Ciller was born in 1946 to an affluent family in Istanbul, where she later graduated from the University of Bosporus with a degree in economics. She continued her studies in the United States, earning graduate degrees from the Universities of New Hampshire and Connecticut and attending Yale University. Ciller then returned to Turkey to teach and, at the age of 36, she became the nation's youngest full professor. Moreover, at the age of 17 she had married a man whom she persuaded to take her surname (a departure from custom almost without precedent in Turkey). Together with her husband, the owner of a chain of convenience stores and a former banker, she amassed a fortune of some 60 million dollars through real estate speculation.

Although she was wealthy, intellectually accomplished, and professionally prominent (she was fluent in English and German and the author of nine works on economics), Ciller harbored political aspirations. She joined the ruling True Path party (DYP) in 1990, was elected to the 450-seat legislative assembly the following year (one of eight women), and was named economics minister in Demirel's coalition government. Although she advocated greater privatization of state-owned firms and a balanced budget, it was during her tenure as economics minister that government debt soared, inflation climbed to 65 percent, and the country suffered a downgrading of its international credit rating.

Despite these woes, the DYP selected Ciller as its leader at a special party conference on June 13, 1993. The office of prime minister had been vacant since Demirel's election as president in May following the death of President Turgut Ozal in April. When Ciller presented her Cabinet, more than half the ministers were new, and many longtime Demirel supporters were out of policy-making positions. As she assumed power in Turkey, Ciller's greatest challenges included dealing both with the rising tide of violence among Kurds in southeastern Turkey and with the pressing need to reduce government spending.

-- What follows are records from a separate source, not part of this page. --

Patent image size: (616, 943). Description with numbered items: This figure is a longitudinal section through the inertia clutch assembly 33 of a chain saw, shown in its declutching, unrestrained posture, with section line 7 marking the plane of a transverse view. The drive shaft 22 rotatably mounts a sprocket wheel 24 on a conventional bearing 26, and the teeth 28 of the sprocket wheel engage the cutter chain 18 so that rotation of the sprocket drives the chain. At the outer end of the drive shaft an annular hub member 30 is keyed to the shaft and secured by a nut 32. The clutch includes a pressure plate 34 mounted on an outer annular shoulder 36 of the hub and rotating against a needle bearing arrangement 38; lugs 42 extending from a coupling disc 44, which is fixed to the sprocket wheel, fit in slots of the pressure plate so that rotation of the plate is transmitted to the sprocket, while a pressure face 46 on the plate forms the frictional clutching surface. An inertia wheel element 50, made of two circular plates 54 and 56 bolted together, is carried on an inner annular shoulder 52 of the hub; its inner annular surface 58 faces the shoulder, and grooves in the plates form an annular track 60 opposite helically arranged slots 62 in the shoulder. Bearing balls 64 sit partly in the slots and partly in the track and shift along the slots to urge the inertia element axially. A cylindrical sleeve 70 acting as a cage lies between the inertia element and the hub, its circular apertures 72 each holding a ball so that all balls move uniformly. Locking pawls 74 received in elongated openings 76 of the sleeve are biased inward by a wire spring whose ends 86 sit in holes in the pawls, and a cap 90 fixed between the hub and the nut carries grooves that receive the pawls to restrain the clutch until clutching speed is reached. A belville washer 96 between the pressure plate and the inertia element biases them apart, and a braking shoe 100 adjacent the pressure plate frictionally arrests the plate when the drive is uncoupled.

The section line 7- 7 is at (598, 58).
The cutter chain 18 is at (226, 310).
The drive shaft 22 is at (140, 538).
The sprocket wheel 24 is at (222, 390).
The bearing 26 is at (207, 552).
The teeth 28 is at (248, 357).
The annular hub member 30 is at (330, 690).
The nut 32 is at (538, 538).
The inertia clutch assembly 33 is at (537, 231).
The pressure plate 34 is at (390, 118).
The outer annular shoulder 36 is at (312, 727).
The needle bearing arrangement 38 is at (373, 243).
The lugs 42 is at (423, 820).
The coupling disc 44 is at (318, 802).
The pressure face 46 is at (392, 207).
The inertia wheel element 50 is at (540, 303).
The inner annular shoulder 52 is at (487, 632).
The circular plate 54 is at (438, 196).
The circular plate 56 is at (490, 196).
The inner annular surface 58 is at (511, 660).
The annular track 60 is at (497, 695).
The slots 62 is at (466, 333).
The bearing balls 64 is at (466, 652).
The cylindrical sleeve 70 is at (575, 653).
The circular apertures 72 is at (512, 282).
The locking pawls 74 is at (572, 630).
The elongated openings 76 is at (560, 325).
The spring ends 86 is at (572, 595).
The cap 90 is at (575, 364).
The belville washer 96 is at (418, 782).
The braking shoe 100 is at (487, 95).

The conflict between pro-Islamic and pro-secular Turks came to the forefront of Turkish national debate in 1995, following parliamentary elections in which the pro-Islamic Welfare party won 21 percent of the popular vote. While hardly an overwhelming democratic endorsement of its popularity, support for the Welfare party was greater than that for any other political party, including the ruling secularist True Path party. Tensions increased in 1996 when the Welfare party leader, Necmettin Erbakan, struck a behind-the-scenes deal with Prime Minister Ciller, who was under investigation for corruption charges. Officials from the Welfare party, who had conducted the investigation against the prime minister, allegedly informed Ciller that the investigation had turned up sufficient evidence to bring an indictment but agreed to offer her political immunity if she would resign from power and form a governing coalition with the Welfare party under the leadership of Erbakan. Ciller agreed to the offer, and in 1996, Erbakan became prime minister of Turkey. He was the first nonsecular leader of the country since the Ottoman Empire was dissolved, after seven centuries of Islamic rule, during World War I.